Loading Dose Recommendations of Faricimab in Neovascular AMD

Video

Drs Nathan Steinle, Adrienne Scott, Carl Regillo, and Prethy Rao share their approaches to dosing recommendations for faricimab in the treatment of neovascular AMD.

Nathan Steinle, MD: On label for faricimab, it’s 4 loading doses. In your real-world clinical practice, do you follow the loading dose regimen of 4 injections up front monthly for your patients?

Adrienne Scott, MD: I do, Dr Steinle.

Nathan Steinle, MD: Oh, you do. All right.

Adrienne Scott, MD: I do, and the reason why is I look, and I say, well if I want to come close or approximate these types of outcomes for my patients, I’ll try to adhere the best I can to what evidence base I have. Now, that of course is based upon how I feel, like is a patient most likely to follow up? But I tend to try to adhere to the clinical trial recommendations.

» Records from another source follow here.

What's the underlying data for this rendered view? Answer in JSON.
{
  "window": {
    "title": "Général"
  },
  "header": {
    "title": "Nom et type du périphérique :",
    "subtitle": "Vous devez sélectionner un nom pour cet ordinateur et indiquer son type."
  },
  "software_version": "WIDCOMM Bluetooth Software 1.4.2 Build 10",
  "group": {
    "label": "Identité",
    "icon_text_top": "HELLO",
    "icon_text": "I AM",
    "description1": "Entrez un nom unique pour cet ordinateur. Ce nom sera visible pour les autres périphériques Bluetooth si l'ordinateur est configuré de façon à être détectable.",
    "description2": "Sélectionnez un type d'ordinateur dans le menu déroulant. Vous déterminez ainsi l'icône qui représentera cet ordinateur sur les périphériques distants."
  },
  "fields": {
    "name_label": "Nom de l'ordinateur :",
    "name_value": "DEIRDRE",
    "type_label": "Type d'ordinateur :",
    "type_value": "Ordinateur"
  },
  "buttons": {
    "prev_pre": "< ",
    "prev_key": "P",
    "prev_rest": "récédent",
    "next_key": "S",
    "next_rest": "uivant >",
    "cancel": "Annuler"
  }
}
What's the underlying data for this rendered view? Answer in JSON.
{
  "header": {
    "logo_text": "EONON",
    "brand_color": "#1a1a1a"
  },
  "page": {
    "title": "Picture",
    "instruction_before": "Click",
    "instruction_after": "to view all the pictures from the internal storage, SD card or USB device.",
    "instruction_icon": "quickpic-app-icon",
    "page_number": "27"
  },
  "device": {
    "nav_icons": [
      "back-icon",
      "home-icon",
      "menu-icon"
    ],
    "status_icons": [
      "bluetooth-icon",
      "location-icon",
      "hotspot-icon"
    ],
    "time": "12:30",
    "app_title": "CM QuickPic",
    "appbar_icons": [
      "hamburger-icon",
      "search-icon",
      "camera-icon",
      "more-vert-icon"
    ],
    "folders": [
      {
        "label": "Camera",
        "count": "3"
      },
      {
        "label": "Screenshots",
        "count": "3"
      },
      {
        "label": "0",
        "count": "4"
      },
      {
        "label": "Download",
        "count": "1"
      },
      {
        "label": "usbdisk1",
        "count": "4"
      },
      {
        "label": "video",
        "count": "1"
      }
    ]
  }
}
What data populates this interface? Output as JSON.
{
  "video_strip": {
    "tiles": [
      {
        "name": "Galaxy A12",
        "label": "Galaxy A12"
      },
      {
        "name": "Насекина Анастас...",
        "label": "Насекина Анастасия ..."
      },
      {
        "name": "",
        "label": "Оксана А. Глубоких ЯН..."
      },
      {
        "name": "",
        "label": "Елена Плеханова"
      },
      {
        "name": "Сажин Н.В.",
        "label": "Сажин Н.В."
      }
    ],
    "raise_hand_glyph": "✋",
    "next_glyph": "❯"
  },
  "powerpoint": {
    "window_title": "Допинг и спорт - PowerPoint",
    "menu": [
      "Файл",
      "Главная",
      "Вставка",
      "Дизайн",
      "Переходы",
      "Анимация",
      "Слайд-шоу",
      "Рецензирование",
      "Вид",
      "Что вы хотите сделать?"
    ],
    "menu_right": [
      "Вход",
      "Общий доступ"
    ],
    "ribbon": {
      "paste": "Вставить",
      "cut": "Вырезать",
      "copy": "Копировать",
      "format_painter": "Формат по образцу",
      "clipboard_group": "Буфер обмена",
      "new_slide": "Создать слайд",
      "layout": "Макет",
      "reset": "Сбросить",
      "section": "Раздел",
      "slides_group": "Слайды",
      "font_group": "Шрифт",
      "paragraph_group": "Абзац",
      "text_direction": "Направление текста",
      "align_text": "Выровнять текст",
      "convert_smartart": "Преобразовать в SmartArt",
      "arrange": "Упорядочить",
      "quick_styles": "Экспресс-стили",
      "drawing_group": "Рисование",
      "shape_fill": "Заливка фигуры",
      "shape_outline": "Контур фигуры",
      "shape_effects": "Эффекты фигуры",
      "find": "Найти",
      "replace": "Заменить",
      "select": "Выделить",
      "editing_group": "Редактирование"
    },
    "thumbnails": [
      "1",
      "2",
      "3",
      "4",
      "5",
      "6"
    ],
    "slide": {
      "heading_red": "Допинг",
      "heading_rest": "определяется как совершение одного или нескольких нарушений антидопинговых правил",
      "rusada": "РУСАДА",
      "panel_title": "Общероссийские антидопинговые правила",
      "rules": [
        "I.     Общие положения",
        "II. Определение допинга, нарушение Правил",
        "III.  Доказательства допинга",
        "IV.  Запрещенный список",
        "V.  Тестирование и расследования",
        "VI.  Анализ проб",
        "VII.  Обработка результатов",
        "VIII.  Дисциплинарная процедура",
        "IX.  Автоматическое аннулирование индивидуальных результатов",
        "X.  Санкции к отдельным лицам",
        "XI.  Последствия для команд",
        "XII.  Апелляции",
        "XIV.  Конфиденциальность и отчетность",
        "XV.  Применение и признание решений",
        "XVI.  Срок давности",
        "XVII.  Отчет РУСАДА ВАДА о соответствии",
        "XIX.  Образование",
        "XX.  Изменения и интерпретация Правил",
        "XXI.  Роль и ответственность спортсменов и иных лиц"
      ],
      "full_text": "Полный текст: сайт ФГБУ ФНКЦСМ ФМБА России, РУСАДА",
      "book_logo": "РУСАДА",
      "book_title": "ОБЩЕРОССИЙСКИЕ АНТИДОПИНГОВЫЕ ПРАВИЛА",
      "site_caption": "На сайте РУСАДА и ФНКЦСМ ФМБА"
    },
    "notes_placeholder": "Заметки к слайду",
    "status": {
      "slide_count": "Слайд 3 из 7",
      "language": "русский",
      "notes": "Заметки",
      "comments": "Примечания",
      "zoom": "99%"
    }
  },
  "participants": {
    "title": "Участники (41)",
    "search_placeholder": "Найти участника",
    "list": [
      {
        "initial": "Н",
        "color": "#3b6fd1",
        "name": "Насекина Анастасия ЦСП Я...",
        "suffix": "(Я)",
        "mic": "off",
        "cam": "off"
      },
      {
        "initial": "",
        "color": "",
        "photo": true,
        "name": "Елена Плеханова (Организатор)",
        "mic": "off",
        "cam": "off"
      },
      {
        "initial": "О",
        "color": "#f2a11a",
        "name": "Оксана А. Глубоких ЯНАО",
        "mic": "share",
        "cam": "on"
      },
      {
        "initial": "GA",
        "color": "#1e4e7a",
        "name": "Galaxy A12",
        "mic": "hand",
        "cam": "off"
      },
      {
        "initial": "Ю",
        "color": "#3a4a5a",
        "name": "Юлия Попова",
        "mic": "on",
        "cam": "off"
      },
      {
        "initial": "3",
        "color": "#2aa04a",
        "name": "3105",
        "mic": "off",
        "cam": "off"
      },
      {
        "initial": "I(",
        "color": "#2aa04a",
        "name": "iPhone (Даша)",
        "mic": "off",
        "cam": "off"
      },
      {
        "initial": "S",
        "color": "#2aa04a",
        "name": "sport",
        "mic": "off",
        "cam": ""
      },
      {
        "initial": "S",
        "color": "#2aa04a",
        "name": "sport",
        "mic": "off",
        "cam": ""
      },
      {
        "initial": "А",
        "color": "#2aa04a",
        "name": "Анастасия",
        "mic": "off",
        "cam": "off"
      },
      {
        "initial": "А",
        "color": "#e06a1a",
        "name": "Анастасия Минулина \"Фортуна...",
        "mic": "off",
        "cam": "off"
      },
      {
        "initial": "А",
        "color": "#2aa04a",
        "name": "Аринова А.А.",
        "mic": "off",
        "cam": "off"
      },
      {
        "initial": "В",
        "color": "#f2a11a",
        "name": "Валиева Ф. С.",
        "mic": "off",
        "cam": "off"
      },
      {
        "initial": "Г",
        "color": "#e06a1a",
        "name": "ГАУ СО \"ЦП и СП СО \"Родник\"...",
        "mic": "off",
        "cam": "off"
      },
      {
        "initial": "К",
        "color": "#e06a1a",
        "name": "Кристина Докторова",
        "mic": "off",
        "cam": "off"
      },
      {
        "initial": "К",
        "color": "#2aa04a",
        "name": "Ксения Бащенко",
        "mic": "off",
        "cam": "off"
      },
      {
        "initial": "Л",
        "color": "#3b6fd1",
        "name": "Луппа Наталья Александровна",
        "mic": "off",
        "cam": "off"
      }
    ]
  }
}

Nathan Steinle, MD: Good to hear.

Adrienne Scott, MD: Well, I try. I feel like there’s some induction period in which I want to try to get the eye acclimated to this new molecule. So, I feel like there is a period of time where I like to consider myself achieving some induction or steady state dose of this before I start trying to extend it.

Nathan Steinle, MD: That’s great. How about this side?

Carl Regillo, MD, FACS, FASRS: Maybe a little disagreement. By the nature of the studies, and the way they were designed, it was somewhat arbitrary choosing 3 vs 4 monthly loads, and a lot of that is based on the shape of the curves, both the vision curves and the OCT [optical coherence tomography] curves. Meaning you get most of the initial benefits in efficacy, visually and anatomically, within the first 3 injections. It doesn’t necessarily mean all patients need 3 monthly loading doses. Plus, we’re not doing 3 and then stopping and watching and waiting.

In fact, even going back to the CATT study, it was 1 dose and monthly follow-up PRN as needed, and patients still did well. So taking the totality of the data and so forth, I will treat until I think the macula is as good as it’s going to be. We do usually achieve that in the majority of our patients, meaning essentially a dry macula, within 3 injections. So, it ends up being that we’re probably doing the same thing in the long run, but I’ll start to extend the dose little by little from the get-go, even if they’re dry at 2 months.

Nathan Steinle, MD: In the studies that are out, they did 4 injections, and then they did a disease assessment, and they put them in the different swim lanes, Q8, Q12, Q16 [every 8, 12, or 16 weeks]. Are you doing that at all, or do you do a slow treat and extend after the 4 loading doses?

Prethy Rao, MD, MPH: I think what’s interesting about the clinical trials is they are quick to extend with a longer treatment interval. In practice, I’m a little hesitant to do that because while we control the disease, I think it’s still active underlying, so my concern is the extension is maybe a bit too far out. I do about the 1 to 2 weeks, as Dr Scott does. Then I think time will tell. Once we have a better understanding of how these drugs work long term, we’ll feel more comfortable doing the longer extension, once we know they’re a bit well controlled.